Performance of LAPACK Drivers

We summarize the efficiencies of LAPACK routines other than LU decomposition, relative to the speed of matrix-matrix multiplication. All results are for 64-bit precision. The routines whose efficiencies are plotted below are given in the following table.
Routine     Plot   Function
            Label
-------     -----  --------
xGESV         1    Solve Ax=b using Gaussian elimination
xGELS         2    Solve a least squares problem
xGEEEV(N)     3    Find the eigenvalues of a general matrix
xGEEEV(V)     4    Find the eigenvalues and eigenvectors of a general matrix
xSYEVD(N)     5    Find the eigenvalues of a symmetric matrix
xSYEVD(V)     6    Find the eigenvalues and eigenvectors of a symmetric matrix
xGESVD(N)     7    Find the singular values of a matrix
xGESVD(V)     8    Find the singular values and singular vectors of a matrix

The rather busy figure below has several interesting features. First, solving linear systems (xGESV) is most efficient, closely followed (on all but the Convex) by solving a least squares problem (xGELS). Both algorithms use delayed updates to convert nearly all floating point operations to BLAS3. The updates used by xGELS are somewhat more complicated mathematically than for xGESV, and so require some algebraic manipulations to figure out how to delay them. (For details see "A Storage Efficient WY representation for products of Householder transformations" by R. Schreiber and C. Van Loan, SIAM J. Sci. Stat, Comput., 1989, pp 53--57.)

The next most efficient routines are for finding eigenvalues only (xSYEVD(N)) or eigenvalues and eigenvectors (xSYEVD(V)) of symmetric matrices. As we described before, there is a reduction phase and an iterative phase to this algorithm. The reduction phase is at best about 50% BLAS3 and 50% BLAS2, which reduces efficiency. If eigenvalues only are desired, the iterative phase is negligible. If eigenvectors are desired, however, the standard iterative phase algorithm, dating from the 1960s, uses only BLAS1 operations, so it is quite inefficient and takes much longer than the reduction phase. Only recently have we implemented a suitable replacement which is much more efficient, uses an entirely different algorithmic approach, and uses BLAS3 operations extensively. (For details of the implementation see "A serial implementation of Cuppen's divide and conquer algorithm for the symmetric eigenvalue problem", by J. Rutter, Berkeley MS Thesis in Mathematics, 1994.)

The algorithms available for the singular value decomposition (xGESVD(N) and xGESVD(V)) are very similar to those for the symmetric eigenvalue problem. Indeed, the graph shows that the efficiencies when eigenvalues only are desired (xSYEVD(N)), and when singular values only are desired (xGESVD(N)) are rather close. However, we have not yet completed the new algorithm for singular vectors analogous to the new routine for eigenvectors described above. Instead, we use the conventional BLAS1 algorithm, and the graph shows it has dramatically worse efficiency. We plan to release the new singular vector routine sometime in 1995.

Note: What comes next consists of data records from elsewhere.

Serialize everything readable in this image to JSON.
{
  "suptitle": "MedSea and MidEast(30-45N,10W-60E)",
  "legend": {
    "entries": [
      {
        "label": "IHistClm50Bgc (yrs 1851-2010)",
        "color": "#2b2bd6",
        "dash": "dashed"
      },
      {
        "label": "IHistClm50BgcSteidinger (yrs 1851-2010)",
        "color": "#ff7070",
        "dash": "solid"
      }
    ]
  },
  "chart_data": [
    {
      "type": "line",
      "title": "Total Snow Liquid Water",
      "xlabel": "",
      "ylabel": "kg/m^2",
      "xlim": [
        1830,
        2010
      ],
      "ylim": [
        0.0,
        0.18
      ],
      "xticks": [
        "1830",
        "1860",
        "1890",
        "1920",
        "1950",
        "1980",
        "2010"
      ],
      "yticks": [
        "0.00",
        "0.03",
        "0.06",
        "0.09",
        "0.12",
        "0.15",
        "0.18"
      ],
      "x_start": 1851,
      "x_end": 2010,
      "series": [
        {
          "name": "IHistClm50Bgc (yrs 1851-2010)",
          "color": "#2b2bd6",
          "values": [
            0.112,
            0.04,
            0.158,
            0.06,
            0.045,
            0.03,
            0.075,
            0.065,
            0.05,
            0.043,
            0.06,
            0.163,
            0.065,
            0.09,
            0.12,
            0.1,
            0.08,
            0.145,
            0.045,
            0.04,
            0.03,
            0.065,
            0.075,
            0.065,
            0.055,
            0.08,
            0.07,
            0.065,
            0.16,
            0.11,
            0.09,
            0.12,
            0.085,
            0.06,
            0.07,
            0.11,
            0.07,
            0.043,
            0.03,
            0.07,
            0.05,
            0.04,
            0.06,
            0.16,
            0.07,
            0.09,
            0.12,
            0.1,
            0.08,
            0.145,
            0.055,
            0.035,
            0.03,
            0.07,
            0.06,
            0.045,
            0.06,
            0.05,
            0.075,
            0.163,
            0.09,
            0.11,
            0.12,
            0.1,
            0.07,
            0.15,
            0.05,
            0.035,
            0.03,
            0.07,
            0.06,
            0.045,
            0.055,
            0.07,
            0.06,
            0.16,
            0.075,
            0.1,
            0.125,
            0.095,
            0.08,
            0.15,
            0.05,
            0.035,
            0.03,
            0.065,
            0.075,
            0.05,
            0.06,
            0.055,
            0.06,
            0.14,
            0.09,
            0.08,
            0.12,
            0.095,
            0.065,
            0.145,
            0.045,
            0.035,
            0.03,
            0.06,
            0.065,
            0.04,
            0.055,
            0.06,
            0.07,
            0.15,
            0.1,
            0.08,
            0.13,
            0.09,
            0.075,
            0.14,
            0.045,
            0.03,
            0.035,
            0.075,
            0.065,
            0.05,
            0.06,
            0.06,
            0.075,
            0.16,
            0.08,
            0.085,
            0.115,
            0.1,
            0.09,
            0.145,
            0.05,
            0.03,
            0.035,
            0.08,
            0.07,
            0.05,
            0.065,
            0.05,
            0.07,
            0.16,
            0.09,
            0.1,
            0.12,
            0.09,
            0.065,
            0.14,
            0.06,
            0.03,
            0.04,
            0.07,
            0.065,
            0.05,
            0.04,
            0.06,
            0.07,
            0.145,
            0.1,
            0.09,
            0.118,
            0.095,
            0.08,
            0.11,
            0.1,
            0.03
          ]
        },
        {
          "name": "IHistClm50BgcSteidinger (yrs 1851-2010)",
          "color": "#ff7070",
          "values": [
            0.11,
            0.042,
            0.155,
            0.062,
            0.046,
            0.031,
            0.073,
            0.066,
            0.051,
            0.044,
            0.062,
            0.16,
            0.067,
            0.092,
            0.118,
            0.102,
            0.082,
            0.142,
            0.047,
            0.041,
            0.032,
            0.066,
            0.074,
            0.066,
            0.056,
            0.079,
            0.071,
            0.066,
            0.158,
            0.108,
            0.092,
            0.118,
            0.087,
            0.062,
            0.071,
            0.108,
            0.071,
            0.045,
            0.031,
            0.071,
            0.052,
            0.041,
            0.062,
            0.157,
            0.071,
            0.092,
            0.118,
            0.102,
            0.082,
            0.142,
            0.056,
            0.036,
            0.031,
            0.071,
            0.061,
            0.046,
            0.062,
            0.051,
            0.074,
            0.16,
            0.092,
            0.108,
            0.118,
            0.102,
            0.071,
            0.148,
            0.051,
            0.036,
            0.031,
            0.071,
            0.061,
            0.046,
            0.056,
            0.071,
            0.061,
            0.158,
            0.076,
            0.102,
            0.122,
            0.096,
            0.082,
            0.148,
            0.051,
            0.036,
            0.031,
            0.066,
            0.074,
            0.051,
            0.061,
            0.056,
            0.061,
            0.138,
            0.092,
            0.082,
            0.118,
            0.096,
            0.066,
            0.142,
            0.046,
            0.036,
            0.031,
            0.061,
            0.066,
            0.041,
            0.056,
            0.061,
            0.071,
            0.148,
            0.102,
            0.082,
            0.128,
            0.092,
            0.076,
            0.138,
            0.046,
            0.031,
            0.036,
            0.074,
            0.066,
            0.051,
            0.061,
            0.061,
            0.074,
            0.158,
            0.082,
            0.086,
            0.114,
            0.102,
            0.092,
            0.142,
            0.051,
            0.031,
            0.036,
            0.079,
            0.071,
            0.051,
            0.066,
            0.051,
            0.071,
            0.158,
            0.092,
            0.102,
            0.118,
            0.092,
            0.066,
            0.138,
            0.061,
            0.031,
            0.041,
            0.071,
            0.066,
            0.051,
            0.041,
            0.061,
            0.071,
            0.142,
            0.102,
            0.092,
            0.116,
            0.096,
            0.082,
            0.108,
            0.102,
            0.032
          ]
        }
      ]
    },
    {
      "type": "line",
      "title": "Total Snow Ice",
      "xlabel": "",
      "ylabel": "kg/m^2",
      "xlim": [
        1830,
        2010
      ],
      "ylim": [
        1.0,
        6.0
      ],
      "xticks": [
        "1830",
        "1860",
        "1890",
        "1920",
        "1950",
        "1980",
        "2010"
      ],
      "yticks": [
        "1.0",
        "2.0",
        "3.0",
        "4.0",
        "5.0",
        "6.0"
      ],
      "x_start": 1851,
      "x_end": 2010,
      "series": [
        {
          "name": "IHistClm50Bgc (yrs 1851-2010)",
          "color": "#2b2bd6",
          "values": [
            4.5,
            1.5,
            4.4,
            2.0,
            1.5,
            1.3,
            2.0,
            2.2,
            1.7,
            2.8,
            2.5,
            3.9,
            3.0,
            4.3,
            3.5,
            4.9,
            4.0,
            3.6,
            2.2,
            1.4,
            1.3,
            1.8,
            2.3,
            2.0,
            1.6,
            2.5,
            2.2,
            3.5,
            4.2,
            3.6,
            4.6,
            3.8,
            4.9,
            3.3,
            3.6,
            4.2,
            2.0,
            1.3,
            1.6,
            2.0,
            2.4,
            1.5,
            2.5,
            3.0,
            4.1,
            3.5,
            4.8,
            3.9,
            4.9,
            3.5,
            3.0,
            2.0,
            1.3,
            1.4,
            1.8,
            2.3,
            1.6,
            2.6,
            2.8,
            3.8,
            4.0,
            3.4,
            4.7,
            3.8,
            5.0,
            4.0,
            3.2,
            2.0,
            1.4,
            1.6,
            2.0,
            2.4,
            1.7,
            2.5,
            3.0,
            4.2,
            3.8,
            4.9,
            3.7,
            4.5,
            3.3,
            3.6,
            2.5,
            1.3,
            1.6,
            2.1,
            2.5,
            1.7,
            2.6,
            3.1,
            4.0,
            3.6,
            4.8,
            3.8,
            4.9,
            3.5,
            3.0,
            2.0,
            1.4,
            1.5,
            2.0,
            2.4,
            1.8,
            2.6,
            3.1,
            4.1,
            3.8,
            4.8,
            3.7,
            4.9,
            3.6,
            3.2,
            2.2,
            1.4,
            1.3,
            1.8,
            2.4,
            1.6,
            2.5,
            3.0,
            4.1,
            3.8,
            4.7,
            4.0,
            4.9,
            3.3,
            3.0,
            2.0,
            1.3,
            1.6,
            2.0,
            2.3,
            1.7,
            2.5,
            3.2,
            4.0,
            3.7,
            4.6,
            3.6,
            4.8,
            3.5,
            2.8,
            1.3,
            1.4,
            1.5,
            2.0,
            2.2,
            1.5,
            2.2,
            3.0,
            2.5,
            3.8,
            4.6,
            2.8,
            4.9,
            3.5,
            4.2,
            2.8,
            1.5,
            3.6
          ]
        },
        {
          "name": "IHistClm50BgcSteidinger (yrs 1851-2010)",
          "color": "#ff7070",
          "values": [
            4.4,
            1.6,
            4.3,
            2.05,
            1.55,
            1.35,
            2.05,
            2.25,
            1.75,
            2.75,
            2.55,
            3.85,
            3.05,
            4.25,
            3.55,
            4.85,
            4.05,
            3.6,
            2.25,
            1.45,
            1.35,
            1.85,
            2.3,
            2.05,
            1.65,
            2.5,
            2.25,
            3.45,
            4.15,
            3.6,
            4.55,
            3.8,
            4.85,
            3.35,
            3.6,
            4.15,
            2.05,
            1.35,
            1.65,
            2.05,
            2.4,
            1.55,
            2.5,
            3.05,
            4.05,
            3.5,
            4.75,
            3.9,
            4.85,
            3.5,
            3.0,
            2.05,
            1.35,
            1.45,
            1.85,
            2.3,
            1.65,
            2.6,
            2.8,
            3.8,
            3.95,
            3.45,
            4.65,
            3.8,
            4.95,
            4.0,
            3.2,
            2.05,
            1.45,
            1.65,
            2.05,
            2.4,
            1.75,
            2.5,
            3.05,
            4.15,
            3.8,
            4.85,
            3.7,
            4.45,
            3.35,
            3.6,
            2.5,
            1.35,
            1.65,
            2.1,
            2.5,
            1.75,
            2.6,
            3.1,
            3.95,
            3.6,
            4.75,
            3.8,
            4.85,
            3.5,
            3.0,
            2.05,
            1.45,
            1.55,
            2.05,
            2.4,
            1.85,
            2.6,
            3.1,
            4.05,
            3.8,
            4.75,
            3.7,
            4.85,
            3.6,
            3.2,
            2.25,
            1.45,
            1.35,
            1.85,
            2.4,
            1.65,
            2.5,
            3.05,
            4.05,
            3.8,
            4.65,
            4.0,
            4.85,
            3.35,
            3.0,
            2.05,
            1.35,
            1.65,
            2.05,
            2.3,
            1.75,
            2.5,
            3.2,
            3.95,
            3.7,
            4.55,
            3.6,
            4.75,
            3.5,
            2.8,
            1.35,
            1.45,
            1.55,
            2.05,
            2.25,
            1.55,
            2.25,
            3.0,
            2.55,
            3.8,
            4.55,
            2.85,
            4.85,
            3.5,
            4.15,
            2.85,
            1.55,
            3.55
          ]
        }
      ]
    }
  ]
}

Finally, we see that the routines for finding eigenvalues and eigenvectors of nonsymmetric matrices (xGEEV(N) and xGEEV(V)) are generally the least efficient routines of all. As with other eigenvalues algorithms, there is a reduction phase and an iterative phase. The reduction phase is at best 50% BLAS3. But the iterative phase is quite dominant, and so far no significant improvement on the traditional BLAS1 algorithm has emerged, though many have been tried and are still being explored.

The efficiencies in the last plot do not indicate the relative expenses of these operations. Briefly, solving linear systems (xGESV) is the cheapest of the 8 operations shown, typically costing anywhere from 1/3 to 2/3 of a matrix multiply. Solving a least squares problem is a little slower. Next comes finding eigenvalues only of symmetric matrices, or singular values, costing anywhere from 1 to 10 matrix multiplies, depending on the machine. Eigenvectors of symmetric matrices are in the same range. Finally, finding eigenvalues and/or eigenvectors of nonsymmetric matrices is significantly more expensive, costing at least 10, and up to several hundred times as much as a matrix multiply. Computing singular vectors is comparably expensive, although as described above we expect significant improvements in the coming year. For more performance details, see the Chapter 3 of the LAPACK Manual.

The block sizes b were chosen by brute-force search: many values of b were tried and the best one chosen. A possible class project would involve more careful performance modelling to help choose the best b automatically.

For completeness, we include the same two plots just shown for n=100 instead of n=1000: efficiency of matrix multiply and LU, efficiency of 8 main LAPACK routines, and speed w.r.t. matrix multiplication. Generally speaking, efficiencies are lower for n=100 than n=1000, dramatically so for large machines like the Cray, less so for workstations.